Asking Romer to opine about testing shows the kind of desperation in the U.S. press to advance any coronvirus agenda opposed to 73-year-old President Donald Trump. It’s not hard to figure out that Romer’s no fan of Trump, adopting Democrat talking points that Trump’s coronavirus task force has mismanaged the crisis. Because Trump wants to open up the country, the press wants to keep it shut, no matter what the damage to the U.S. economy. But beyond what the shutdown does to the economy, decimation of the U.S. consumer is unmistakable. While Wall Street plays its own games recently rallying for no real reason, cities, counties and states are rapidly running out of cash. No matter how much the government tries to bail out businesses or individuals, citizens have a right to earn a living, regardless of any infectious disease crisis. Romer’s plan to spend $100 billion on testing throws good money after bad.
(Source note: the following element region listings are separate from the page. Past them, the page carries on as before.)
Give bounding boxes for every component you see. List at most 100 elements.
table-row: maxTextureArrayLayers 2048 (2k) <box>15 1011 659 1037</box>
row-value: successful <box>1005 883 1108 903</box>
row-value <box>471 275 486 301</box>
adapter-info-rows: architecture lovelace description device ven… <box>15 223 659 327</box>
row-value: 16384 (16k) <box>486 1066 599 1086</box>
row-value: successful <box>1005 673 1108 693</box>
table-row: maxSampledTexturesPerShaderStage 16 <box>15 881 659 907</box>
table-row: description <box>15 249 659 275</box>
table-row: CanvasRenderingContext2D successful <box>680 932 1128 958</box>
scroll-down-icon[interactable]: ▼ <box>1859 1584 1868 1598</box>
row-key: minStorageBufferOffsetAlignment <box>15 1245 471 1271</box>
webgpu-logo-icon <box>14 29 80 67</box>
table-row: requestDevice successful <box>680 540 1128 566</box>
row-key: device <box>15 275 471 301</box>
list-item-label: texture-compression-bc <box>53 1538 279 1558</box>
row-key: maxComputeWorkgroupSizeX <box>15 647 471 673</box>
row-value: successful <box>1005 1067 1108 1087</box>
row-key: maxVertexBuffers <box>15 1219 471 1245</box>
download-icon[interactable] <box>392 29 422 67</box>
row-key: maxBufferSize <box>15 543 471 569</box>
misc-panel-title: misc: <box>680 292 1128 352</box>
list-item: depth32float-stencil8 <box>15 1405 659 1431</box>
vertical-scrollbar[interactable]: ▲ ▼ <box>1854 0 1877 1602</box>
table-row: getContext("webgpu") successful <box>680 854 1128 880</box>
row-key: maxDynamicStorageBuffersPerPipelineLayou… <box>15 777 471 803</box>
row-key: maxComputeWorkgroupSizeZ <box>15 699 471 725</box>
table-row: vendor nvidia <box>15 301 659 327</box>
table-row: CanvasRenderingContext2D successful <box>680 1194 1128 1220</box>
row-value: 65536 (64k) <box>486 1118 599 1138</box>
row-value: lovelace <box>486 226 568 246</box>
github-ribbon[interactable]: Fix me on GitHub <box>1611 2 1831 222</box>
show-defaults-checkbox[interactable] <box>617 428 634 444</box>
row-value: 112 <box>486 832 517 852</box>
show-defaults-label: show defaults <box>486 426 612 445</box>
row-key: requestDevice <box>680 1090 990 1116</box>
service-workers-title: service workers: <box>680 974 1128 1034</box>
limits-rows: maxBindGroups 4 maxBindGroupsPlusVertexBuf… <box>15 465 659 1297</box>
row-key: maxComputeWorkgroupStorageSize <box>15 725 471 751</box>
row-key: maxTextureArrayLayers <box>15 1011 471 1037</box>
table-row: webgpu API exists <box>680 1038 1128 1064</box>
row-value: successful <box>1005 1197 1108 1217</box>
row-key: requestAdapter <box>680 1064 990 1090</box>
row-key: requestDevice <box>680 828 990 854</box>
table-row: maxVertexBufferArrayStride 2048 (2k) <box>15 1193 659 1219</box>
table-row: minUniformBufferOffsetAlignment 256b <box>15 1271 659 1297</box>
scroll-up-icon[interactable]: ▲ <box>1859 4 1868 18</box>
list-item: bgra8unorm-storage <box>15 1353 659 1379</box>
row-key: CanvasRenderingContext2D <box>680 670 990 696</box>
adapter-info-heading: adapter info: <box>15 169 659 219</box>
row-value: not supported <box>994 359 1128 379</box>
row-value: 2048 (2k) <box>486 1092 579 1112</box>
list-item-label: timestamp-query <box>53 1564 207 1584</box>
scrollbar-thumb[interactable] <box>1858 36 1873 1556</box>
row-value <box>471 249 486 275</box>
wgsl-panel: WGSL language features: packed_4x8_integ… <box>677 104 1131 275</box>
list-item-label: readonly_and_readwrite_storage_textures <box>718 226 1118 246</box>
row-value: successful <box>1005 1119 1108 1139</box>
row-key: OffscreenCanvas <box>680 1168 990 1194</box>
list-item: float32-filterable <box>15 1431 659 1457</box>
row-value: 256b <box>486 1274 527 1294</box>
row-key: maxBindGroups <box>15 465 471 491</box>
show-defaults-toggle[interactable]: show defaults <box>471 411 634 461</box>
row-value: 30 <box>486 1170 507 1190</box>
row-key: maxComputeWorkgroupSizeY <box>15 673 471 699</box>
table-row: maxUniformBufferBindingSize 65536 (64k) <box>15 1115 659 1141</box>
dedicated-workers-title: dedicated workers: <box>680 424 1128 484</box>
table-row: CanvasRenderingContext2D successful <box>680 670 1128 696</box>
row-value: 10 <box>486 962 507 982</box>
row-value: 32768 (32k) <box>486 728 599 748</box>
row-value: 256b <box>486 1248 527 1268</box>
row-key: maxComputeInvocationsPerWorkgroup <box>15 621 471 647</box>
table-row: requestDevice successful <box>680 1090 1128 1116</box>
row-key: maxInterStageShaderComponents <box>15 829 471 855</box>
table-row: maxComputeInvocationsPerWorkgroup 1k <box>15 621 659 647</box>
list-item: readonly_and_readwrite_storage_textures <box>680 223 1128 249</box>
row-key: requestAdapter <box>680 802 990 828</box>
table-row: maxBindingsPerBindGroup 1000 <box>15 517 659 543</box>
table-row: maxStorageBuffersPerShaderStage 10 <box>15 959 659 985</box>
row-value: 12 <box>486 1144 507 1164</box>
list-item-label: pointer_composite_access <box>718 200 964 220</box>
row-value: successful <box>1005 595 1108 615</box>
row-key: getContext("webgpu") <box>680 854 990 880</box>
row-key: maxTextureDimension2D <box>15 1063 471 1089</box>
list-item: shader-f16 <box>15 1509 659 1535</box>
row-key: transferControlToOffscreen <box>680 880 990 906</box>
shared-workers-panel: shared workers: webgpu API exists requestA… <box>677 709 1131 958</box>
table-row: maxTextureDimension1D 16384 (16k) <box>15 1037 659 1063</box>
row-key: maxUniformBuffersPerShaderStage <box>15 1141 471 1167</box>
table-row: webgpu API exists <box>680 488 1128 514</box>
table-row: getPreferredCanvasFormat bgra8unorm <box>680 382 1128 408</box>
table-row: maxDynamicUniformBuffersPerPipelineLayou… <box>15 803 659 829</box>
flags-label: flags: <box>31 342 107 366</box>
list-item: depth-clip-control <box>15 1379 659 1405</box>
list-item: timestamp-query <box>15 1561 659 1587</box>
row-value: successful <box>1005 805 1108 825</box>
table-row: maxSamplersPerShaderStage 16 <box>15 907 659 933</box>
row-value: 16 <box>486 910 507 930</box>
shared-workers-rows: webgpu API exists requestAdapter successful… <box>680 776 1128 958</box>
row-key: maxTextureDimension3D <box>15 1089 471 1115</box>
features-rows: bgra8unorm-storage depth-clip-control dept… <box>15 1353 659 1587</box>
What possible reason does Romer think that testing more citizens will slow an epidemic already peaked and now heading down on its own? With up to 50% of coronavirus cases without symptoms, there’s simply not enough serious cases per capital to justify keeping the country shut down. Romer’s idea of testing every man, woman and child is the country is a colossal boongoggle that does nothing to end the SARS CoV-2 epidemic that has today 1,036,7766 cases and 59,266 deaths. Whatever the mortality rate ends up, spending $100 billion on testing won’t save one life or shorten the duration of the nationwide epidemic. Romer wouldn’t ask the government to spend $100 billion on the seasonal flu, nor should he for Covid-19. Epidemics all run their course in due time with or without mitigation efforts. More testing won’t save vulnerable populations, like the elderly, from getting infected.